The auto industry provides a graphic example of the waste burden in our economy. A quarter of a million unemployed automobile workers have been told that their layoffs are necessary to revive the industry. But much of the current competitive plight of the U.S. auto industry results from the waste built into the structure of the industry. For every worker engaged in the production of cars and trucks and buses, there are nearly two additional employees engaged either in supervising the productive workers or in selling cars.... Those salaries impose a burden borne by workers and consumers alike. (8-9)

And the costs of pursuing policies based on trickle-down economics are likely to be large, especially for the health of our democracy:

Under conservative economic policies, the near future will witness many more losers than winners. Trickle-down solutions will therefore require that more and more people be excluded from economic decision-making. (15)

So what is the democratic alternative that Bowles and colleagues advocate? It involves several important rights for ordinary citizens and workers:

  • the right to economic security and equity
  • the right to a democratic workplace
  • the right to shape our economic futures
  • the right to a better way of life

The most striking of their recommendations involves the idea of a right to a job.

Direct intervention to promote the right to a job, to promote employment security and equity, is the first requirement of any democratic alternative. (274)

What they mean by this right is that specific affirmative steps need to be taken, in managing the economy, to achieve "full employment" -- a level of employment that ensures that anyone seeking a job can find one. They distinguish between job security -- keeping the job one currently has -- and employment security -- having confidence that one will find a job somewhere in the current economy. The former demand implies economic rigidity, whereas the latter is compatible with substantial economic flexibility. They accept the point that achieving this goal will often mean creating a program of public employment.

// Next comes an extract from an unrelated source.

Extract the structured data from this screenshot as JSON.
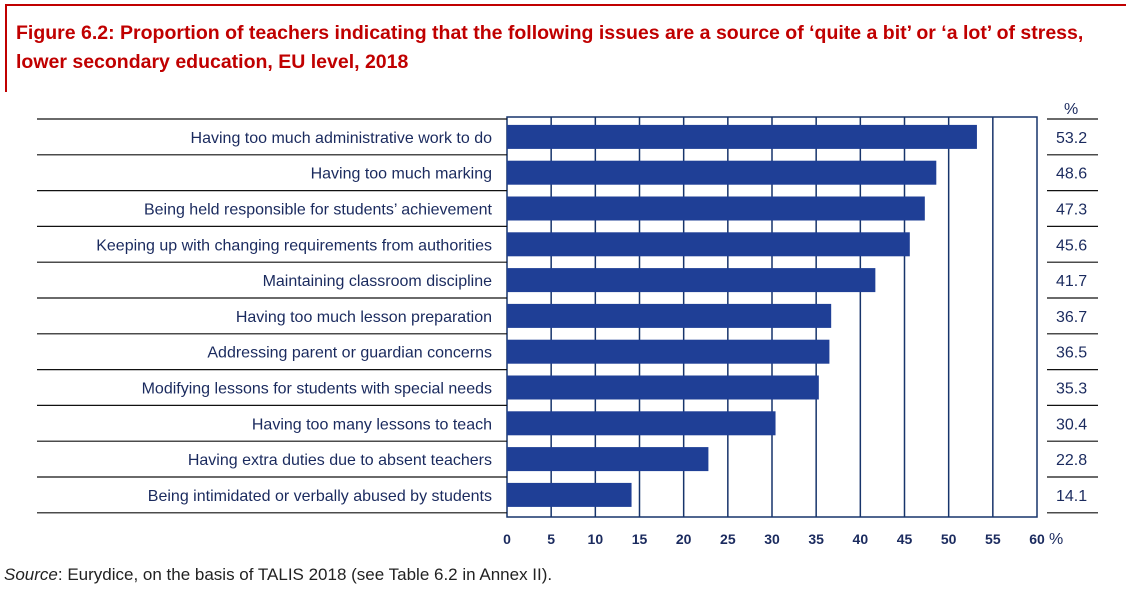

Whenever the actual unemployment rate exceeded 2 percent in a local area, the federal government should make funds available to local governments to finance guaranteed public employment for anyone who needs and is able to work. (276)

In addition to a government-backed right to employment, BGW argue for substantial institutional reforms in the direction of ensuring greater workplace democracy. This might take the form of expanded roles for labor unions in the organization and direction of the workplace, or it might look more like the systems of works councils found in various European countries (link). They believe that greater workplace democracy is likely to increase labor productivity, as workers have a stronger incentive to work efficiently and intelligently.

These policy recommendations may have appeared difficult in 1983; they seem wildly unreal in the context of mainstream American assumptions today about the way a market economy works and the role government should play within that economy.

The picture that Bowles, Gordon and Weisskopf offer of the economy of the 1980s is bleak. But on the dimensions of slack economic growth, high unemployment, and stagnant incomes for the great majority of the working population, the evidence of the past ten years seems to be even worse. The graph at the top seems to document that reality: slack growth for low and middle income workers has persisted, and inequalities have continued to increase since 1980.

What is striking in rereading the book is how refreshing it is to find a critical view of the basic structures of the post-war economy that highlights imbalances of power and income as the key problems. It is hard to think of a serious economic analysis of our current conditions that is as honest in confronting these fundamental structural realities. And yet the solutions that BGW offer don't seem to be very promising today.

So we urgently need to pose the key question: What are the reforms within our contemporary economic institutions that can help to bring up the incomes of the bottom sixty percent of our society and help to compress the growing inequalities of income that we have witnessed in the past twenty years? How can we achieve growth with equity and a decent quality of life for all Americans? And where are the bold thinkers who can help us answer these questions?